The country’s largest carmaker Maruti Suzuki will launch multiple electric vehicles models in India in its bid to catch up with competitors and become a leader in the segment, despite not being present there at present, according to the company’s new Managing Director and CEO Hisashi Takeuchi.
The company, which plans to launch its first EV model in 2025, also plans to produce EVs from its factories in future when the demand for EVs picks up in the country. To start with, the first EV will be rolled out from Suzuki Motor Gujarat’s plant.
“We are a little behind our competitors in introducing the (EV) model to the Indian market, but we see that still, the market demand for those EVs is limited. Actually, sales of EVs in the Indian market are still very, very limited,” Takeuchi said here in an interaction.
He further said, “But that does not mean we are doing nothing about EV. We have done a very extensive test of our EV utilising our existing models and putting those batteries and motors and everything into this existing model. We have been doing this test for more than a year with multiple cars in the Indian environment so that we are sure that our EV technology will be good in the environment, which is very, very tough in India.” Takeuchi was responding to a query on whether Maruti Suzuki India has given away the first mover advantage in the EV segment to competitors like Tata Motors.
As per FADA, Tata Motors led the electric passenger vehicle segment in 2021-22 with retails of 15,198 units and a market share of 85.37 percent in the vertical. Total electric passenger vehicle retail sales last fiscal stood at 17,802, up over three-fold, from 4,984 units in FY21, the latest data from the industry body revealed.
The government is pushing for EV sales penetration to rise to 30 percent for private cars by 2030. Citing industry experts that EVs could account for 10 percent by 2030, he said when the volume expands “of course, we would like to be a leader in the Indian automotive space, which is not just limited to IC (internal combustion) engines but all passenger cars. Also in the EV space, we would like to become the number one and the leader in the Indian automotive space.” For this, Takeuchi said, “We have been doing tests and developing models prepared for India specification. That it’s not just one. We said by 2025 we will introduce (an EV) but there are plans (for others) to follow. I’m sure that we can be very strong in the EV space also when we introduce our products into this EV market.” He confirmed that multiple EV models would follow in due course once the company launches its first EV in 2025.

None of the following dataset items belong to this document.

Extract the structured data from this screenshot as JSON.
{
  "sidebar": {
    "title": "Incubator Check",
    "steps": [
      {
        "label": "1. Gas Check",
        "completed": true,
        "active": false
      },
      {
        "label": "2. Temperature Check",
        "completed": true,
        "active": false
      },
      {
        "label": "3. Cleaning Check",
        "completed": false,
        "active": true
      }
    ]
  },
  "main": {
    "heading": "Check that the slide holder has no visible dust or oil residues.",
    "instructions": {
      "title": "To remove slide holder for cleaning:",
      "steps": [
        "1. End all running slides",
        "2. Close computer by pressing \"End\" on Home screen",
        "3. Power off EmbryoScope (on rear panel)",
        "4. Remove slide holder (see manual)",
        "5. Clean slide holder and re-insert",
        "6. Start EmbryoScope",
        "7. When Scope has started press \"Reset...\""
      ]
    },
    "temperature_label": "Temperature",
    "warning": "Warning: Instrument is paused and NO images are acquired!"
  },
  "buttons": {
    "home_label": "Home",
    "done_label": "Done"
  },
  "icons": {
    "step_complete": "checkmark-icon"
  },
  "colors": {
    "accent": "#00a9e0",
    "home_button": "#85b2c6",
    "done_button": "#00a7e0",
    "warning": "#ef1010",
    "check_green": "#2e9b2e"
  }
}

Takeuchi, however, said EV is still very expensive and with the current technology it is quite difficult to make a very affordable EV.
Asked if that meant the company’s first EV will not be under Rs. 10 lakh, he said, “I can’t give you a specific answer right now but what I can tell is that it’s really difficult to have a cost-competitive and less expensive EV because of the cost of a battery.” An EV can become cost competitive if the battery is smaller but that would reduce the range and in turn will create range anxiety for consumers, he said, adding that such an EV could be successfully sold only if there is adequate charging infrastructure with quick charging options.
Maruti Suzuki had earlier in 2019, tested an electric vehicle based on its WagonR with plans to launch in 2020 but decided against a commercial launch for personal usage citing lack of infrastructure and government support and has maintained that at the current prices it would be difficult to sell affordable EVs at mass scale.
Last month parent Suzuki Motor Corporation had announced that it would invest around JPY 150 billion (roughly Rs. 9,050 crore) by 2026, for local manufacturing of Battery Electric Vehicles (BEV) and BEV batteries in Gujarat.
“The investment this time is at Suzuki Motor Gujarat plant but that does not mean that we will not produce EVs in Maruti Suzuki’s plants…we have to produce in every factory over Maruti Suzuki as well as Suzuki Motor Gujarat (SMG) once EV becomes popular in India,” Takeuchi said.
The decision to start EV production from the SMG plant has been taken “because this new EV is a strategically important model for the entire Suzuki group globally. We are planning to not only sell this car in the Indian market but also export as well.” Commenting on semiconductor shortage, he said the situation has improved a bit but it is difficult to give an outlook.
In terms of sales, he said the company still has pending orders of over 2.7 lakh vehicles. Although the company’s market share has dropped to 43.4 percent in FY22 as compared to 47 percent in FY21, the company expects it to improve with the planned launch of new SUVs and improvement in the supply chain.
MSI’s dispatches to dealers last fiscal stood at 13,31,558 units, as compared with 12,93,840 units in the 2020-21 financial year.